Govt appoints Ashima Goyal, Shashanka Bhide and Jayant Varma as new MPC members 

The three seats have been vacant since the term of the previous members: Chetan Ghate, Pami Dua and Ravindra Dholakia whose term ended in September 22, 2020.
Ashima Goyal was a member of the Economic Advisory Council. (File Photo | PTI)
Ashima Goyal was a member of the Economic Advisory Council. (File Photo | PTI)

NEW DELHI: The government has appointed three members to the monetary policy committee, completing the appointment process of the crucial panel that decides interest rates. 

According to a notification, Ashima Goyal, Shashanka Bhide and Jayanth R Varma will be the three nominees on the committee. The three seats have been vacant since the term of the previous members: Chetan Ghate, Pami Dua and Ravindra Dholakia whose term ended in September 22, 2020.

All three members, who have been appointed for a period of four years i.e. till October 2024, will join RBI governor Shaktikanta Das, deputy governor Michael Patra and executive director Mridul Saggar on the committee.

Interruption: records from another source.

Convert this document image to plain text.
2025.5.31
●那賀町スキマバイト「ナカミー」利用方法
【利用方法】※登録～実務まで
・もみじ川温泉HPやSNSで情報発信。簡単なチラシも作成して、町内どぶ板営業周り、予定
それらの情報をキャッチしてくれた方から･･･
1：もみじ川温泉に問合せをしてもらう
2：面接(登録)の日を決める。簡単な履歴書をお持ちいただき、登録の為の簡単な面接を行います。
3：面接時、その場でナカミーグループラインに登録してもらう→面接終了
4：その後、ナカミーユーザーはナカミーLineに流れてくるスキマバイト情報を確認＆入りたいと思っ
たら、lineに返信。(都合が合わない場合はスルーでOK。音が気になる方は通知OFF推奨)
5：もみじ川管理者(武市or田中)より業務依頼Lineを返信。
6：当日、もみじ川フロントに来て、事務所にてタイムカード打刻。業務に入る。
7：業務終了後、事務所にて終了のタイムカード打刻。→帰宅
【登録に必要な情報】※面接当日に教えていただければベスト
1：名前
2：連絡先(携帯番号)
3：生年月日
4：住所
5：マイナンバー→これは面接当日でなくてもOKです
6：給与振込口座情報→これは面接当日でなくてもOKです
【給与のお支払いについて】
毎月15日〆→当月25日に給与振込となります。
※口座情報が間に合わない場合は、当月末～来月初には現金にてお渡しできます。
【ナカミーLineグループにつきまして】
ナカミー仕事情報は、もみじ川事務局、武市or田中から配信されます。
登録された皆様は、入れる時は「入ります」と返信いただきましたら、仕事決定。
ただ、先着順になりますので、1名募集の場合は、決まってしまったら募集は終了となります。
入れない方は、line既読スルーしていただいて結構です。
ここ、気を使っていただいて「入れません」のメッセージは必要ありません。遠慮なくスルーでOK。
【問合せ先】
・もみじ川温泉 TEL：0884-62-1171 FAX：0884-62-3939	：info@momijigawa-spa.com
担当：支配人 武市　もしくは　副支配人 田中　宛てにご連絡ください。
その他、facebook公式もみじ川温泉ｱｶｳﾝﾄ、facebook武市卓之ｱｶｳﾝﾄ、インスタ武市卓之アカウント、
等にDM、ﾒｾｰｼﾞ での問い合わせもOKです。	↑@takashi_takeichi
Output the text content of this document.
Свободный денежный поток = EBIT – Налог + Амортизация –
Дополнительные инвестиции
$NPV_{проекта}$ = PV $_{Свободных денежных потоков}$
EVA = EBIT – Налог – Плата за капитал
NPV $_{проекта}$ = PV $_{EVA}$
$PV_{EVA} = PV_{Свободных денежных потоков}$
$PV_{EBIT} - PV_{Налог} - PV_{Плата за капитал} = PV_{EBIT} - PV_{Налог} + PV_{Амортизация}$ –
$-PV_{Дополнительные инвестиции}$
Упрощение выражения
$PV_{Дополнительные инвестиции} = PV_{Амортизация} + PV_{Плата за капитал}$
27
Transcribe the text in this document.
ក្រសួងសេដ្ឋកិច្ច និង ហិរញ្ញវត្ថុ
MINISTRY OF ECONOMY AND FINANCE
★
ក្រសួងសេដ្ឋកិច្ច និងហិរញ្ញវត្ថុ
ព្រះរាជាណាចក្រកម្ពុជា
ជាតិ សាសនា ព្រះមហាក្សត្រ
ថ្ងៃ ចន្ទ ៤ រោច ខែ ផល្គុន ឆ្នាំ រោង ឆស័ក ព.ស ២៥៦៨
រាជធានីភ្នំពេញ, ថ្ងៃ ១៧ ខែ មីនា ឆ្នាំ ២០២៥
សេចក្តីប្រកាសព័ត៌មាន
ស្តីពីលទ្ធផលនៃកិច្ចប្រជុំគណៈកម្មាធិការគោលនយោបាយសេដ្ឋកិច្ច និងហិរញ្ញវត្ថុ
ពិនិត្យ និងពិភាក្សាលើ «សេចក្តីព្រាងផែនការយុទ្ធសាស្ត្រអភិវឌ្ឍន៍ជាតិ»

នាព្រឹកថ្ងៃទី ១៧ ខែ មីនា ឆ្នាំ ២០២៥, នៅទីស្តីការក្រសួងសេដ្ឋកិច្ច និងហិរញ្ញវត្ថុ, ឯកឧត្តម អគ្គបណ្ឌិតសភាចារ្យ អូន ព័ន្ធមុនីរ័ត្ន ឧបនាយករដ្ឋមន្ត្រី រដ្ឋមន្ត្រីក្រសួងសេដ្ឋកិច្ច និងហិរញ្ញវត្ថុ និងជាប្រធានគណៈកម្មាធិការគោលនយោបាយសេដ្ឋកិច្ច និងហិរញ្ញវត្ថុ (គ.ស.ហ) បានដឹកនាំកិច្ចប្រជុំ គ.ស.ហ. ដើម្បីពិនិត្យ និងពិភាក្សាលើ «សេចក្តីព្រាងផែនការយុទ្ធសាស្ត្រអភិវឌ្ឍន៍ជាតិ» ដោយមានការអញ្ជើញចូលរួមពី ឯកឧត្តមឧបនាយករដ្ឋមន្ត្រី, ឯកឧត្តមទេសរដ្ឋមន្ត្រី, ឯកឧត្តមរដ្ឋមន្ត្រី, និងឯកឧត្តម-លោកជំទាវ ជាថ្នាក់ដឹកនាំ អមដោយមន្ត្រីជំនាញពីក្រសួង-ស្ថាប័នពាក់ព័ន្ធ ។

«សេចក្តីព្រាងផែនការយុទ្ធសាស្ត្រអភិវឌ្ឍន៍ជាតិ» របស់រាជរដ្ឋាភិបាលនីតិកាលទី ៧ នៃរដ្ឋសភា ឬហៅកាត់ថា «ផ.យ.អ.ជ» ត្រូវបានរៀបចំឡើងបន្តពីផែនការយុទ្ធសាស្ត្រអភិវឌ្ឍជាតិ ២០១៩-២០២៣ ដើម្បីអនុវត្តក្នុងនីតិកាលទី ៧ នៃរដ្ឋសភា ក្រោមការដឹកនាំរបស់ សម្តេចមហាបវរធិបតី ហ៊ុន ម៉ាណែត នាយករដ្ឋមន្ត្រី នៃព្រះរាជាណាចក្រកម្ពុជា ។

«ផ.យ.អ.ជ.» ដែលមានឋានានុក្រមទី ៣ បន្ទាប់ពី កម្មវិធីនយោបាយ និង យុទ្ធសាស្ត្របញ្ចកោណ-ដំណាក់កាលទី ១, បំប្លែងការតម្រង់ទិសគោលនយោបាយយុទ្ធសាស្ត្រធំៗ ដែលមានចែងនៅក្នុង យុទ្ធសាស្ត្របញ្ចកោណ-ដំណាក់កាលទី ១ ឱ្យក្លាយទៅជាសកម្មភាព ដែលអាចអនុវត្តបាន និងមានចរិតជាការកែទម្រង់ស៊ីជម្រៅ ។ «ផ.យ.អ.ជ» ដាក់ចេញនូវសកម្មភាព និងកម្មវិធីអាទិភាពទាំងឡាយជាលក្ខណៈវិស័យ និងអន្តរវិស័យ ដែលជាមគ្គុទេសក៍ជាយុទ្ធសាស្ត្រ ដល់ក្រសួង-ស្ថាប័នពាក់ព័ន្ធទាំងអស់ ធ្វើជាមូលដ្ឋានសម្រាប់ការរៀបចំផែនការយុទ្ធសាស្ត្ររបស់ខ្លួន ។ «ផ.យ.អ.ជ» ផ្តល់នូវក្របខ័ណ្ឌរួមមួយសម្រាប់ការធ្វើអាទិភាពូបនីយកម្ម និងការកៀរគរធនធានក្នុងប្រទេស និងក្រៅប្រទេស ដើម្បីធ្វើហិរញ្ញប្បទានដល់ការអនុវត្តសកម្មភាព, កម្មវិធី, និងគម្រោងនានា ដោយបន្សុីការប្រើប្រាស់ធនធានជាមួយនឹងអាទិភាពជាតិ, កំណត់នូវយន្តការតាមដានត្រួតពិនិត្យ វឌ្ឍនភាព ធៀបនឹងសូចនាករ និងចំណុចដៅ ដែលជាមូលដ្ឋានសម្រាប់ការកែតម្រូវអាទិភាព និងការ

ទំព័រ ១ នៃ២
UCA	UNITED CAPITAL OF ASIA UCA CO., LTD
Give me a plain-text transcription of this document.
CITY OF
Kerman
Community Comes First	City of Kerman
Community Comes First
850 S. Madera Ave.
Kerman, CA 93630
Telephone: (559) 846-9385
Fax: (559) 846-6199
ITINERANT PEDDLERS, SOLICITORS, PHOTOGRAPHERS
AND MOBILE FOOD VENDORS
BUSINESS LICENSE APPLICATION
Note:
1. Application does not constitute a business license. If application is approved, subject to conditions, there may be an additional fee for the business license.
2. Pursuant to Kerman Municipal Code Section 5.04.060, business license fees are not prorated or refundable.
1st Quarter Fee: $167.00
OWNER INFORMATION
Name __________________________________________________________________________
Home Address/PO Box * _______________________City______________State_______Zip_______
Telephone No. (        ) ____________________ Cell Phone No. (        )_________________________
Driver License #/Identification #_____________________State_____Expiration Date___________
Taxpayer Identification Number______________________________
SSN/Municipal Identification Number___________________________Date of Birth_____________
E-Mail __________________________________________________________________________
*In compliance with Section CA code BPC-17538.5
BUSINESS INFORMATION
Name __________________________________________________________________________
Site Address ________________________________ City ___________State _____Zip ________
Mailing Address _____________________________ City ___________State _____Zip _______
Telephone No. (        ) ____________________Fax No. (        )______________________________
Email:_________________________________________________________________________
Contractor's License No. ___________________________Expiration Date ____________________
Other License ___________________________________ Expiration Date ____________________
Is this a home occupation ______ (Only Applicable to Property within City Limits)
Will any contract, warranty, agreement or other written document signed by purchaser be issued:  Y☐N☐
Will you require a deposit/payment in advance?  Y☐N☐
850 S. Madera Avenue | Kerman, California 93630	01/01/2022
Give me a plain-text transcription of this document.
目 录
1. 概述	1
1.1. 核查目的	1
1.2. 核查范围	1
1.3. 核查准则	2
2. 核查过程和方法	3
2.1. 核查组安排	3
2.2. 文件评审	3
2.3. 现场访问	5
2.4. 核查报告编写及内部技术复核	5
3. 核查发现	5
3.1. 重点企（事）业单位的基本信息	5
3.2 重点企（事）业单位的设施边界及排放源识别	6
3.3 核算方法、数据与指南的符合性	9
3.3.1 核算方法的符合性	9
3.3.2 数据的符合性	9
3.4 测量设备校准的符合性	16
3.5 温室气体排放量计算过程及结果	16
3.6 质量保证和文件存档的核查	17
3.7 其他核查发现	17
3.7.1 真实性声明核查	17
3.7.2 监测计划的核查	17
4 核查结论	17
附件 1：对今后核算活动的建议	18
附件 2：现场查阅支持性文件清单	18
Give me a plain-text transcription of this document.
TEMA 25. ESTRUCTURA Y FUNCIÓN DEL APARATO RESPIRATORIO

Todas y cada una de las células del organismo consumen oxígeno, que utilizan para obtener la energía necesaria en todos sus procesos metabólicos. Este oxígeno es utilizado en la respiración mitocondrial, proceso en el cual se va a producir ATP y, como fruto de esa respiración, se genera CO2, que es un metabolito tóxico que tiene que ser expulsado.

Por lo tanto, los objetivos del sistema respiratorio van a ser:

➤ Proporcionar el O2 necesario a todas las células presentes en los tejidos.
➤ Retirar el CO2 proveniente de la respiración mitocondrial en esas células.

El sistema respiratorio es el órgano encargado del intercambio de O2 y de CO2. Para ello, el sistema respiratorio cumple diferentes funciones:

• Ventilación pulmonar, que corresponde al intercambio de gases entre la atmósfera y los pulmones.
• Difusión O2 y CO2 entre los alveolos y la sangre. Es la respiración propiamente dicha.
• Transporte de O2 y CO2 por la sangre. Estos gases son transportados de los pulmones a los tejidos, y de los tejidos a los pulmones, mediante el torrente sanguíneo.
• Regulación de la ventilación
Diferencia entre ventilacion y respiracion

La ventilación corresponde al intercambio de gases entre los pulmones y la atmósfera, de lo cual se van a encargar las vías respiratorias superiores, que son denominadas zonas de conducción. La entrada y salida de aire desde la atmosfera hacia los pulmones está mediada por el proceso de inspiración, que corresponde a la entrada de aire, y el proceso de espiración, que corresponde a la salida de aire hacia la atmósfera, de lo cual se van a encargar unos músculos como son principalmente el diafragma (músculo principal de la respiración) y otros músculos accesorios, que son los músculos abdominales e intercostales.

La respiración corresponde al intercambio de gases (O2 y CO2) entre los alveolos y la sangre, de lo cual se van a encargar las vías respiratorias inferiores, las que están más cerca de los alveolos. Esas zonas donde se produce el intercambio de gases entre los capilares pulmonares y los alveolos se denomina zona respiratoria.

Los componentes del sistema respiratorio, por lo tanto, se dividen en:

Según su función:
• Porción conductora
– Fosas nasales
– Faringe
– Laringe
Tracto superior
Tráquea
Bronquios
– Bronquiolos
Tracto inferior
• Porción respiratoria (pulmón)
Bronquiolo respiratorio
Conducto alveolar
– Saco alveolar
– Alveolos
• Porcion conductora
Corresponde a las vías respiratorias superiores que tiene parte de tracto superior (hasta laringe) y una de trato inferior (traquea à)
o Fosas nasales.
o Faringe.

Who are the new MPC members?

Ashima Goyal: A professor at the Indira Gandhi Institute of Development Research in Mumbai. She has been a member of the Prime Minister’s Economic Advisory Council under the leadership of Bibek Debroy since 2017. Goyal is also an independent director at Edelweiss Financial Services, IDBI Bank and SBI General Insurance. She has also authored and edited a number of books including Macroeconomics and Markets in Developing and Emerging Economies (Routledge: UK. 2017) and A Concise Handbook of the Indian Economy in the 21st Century (OUP: India, 2019). 

Shashanka Bhide: He is a senior advisor of research programs at the National Council of Applied Economic Research (NCAER) in Delhi. His research has covered a number of areas in agriculture, macroeconomic modelling, infrastructure and poverty analysis, according to the NCAER website. Bhide also serves as a member of Board of Governors of the Institute for Social and Economic Change in Bangalore. He has a Ph.D. in agricultural economics from Iowa State University, Ames, M.Sc from Indian Agricultural Research Institute in New Delhi and B. Sc in agriculture from  University of Agricultural Sciences, Bangalore.

Jayanth R Varma: A professor of finance and accounting at IIM Ahmedabad. He has served on several committees on financial market regulation and reform, and held a number of corporate board positions over the years. He has also served as a full-time member of securities regulator SEBI for one year. Before that, he was a part-time member of SEBI for three years. Varma was also a member of the Raghuram Rajan Committee on Financial Sector Reforms and of the Financial Sector Legislative Reforms Commission. He has been on the Board of several companies: Axis Bank, Bharat Petroleum Corporation, Gujarat International Finance Tec-City Company Limited, Infosys BPM Limited and Punjab National Bank.

These three members are expected to bring academic depth and experience to the policy deliberation process. Given their past track record, the newly constituted members bring in expertise in macroeconomics, agriculture, development economics and financial markets. Goyal has been a member of RBI’s technical advisory committee, and has expressed dovish views in the past. Varma is seen as a financial markets expert, while Bhide specialises in rural and development economics.

Rules require at least four members to be present at the meeting, with at least one being the governor or, in his absence, the deputy governor, who is a member of the committee. However, the lack of a quorum in the panel after the government failed to fill up vacancies for the committee's three external members on time prompted RBI to reschedule its three-day MPC meeting that was scheduled to begin on September 29. The new dates for the MPC meeting will be notified shortly, the RBI had then said. 

The distinguished six-member committee has only one job: gauge economic variables and forecast its policy direction either through rate cuts or consecutive hikes. This time, to be sure, it is widely expected to stay neutral on interest rates given that inflation remains elevated. However, guidance on growth and inflation for the current financial year is keenly awaited by the market.

"The appointments are likely to bring some new thinking to the RBI's policy deliberations. But we do not believe it would dramatically change the near-term monetary policy outlook," said Rahul Bajoria, chief economist at Barclays India. In its last policy meeting, the RBI's MPC voted unanimously to hold interest rates. "Given our new inflation forecast trajectory, we believe that room to cut rates further will likely open up only in Q1 2021. Hence we expect a one-off rate cut of 25 bps in the February 2021 MPC meeting. In the meantime, the central bank may continue to ease financial conditions through liquidity and regulatory measure," Bajoria noted.